Moins de deux semaines après le décès tragique d'Alain Corneau, le cinéma français est à nouveau en deuil. Ce dimanche matin, l'adjoint au maire de Paris Christophe Girard a annoncé la disparition de Claude Chabrol, « un immense cinéaste français, libre, impertinent, politique et prolixe. Merci Claude Chabrol, merci pour le cinéma ! ». Il avait 80 ans.

Révélé en 1959 avec le Beau Serge, classique manifeste de la Nouvelle Vague, Claude Chabrol s'est par la suite spécialisé dans les chroniques sociales acides, s'amusant à écorcher film après film la bourgeoise française.
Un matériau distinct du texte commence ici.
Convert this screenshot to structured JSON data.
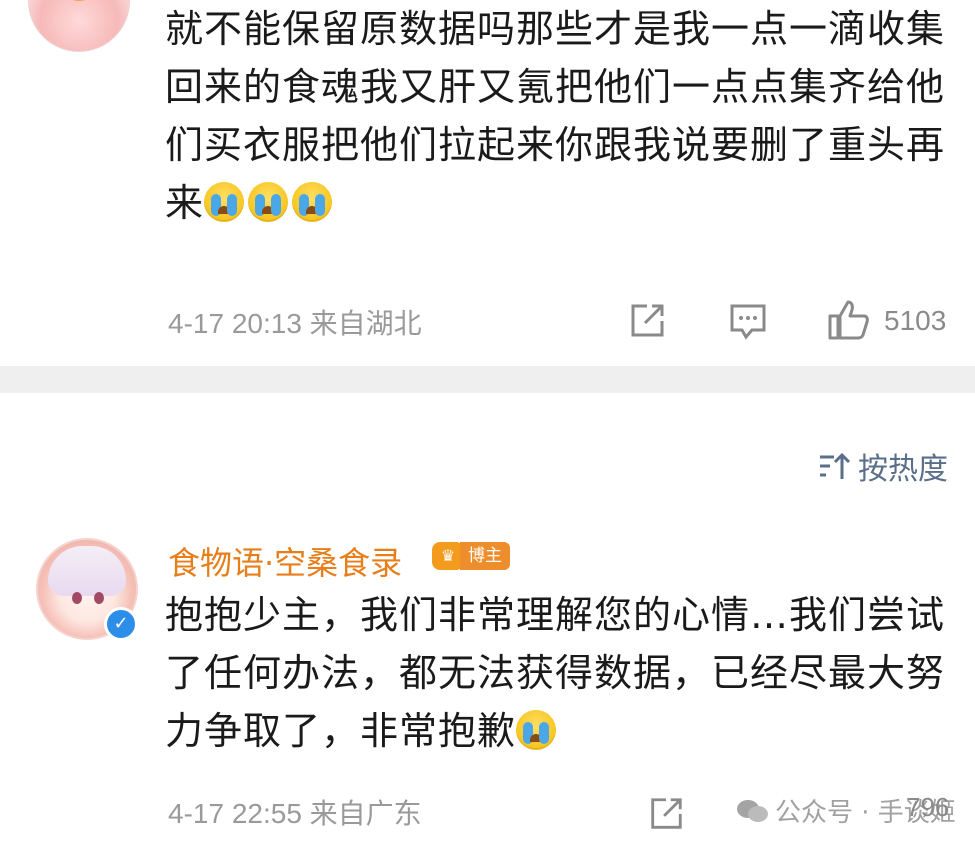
{
  "comment1": {
    "text": "就不能保留原数据吗那些才是我一点一滴收集回来的食魂我又肝又氪把他们一点点集齐给他们买衣服把他们拉起来你跟我说要删了重头再来",
    "emoji_icon": "crying-emoji-icon",
    "time": "4-17 20:13",
    "location": "来自湖北",
    "likes": "5103"
  },
  "sort": {
    "label": "按热度"
  },
  "comment2": {
    "username": "食物语·空桑食录",
    "badge": "博主",
    "text": "抱抱少主，我们非常理解您的心情…我们尝试了任何办法，都无法获得数据，已经尽最大努力争取了，非常抱歉",
    "time": "4-17 22:55",
    "location": "来自广东",
    "likes": "796"
  },
  "watermark": {
    "text": "公众号 · 手谈姬"
  },
  "colors": {
    "username": "#e87e1a",
    "meta": "#9a9a9a",
    "sort": "#5a6f8a",
    "divider": "#efefef"
  }
}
Fils de pharmacien, diplômé en droit et lettres, il était depuis toujours un cinéphile averti et avait participé aux Cahiers du Cinéma dans les années 50, faisant ses armes critiques aux côtés de François Truffaut et Jacques Rivette. Comme beaucoup il devient ensuite cinéaste et pouvait être fier d'avoir réalisé pas loin de 70 films, cinéma et télévision confondus. Il prenait également un plaisir fou à apparaître dans les films de ses collègues réalisateurs (on se souviendra de sa dernière prestation hilarante dans Gainsbourg, Vie Héroïque de Joann Sfar) et a lui-même dirigé les plus grands acteurs français, de Jean Poiret à Gérard Depardieu, en passant par l'inévitable Isabelle Huppert qu'il a révélée dans Violette Nozière en 1978.
Toute sa vie ignoré par les Césars malgré son importance chez la critique, il avait reçu en 2005 le Prix René Clair de l'Académie française pour l'ensemble de son œuvre cinématographique. On retiendra de sa carrière son goût immodéré pour le genre policier et la satyre bourgeoise, il était un des monuments du cinéma français et s'est éteint aujourd'hui et laisse derrière lui 50 ans de carrière.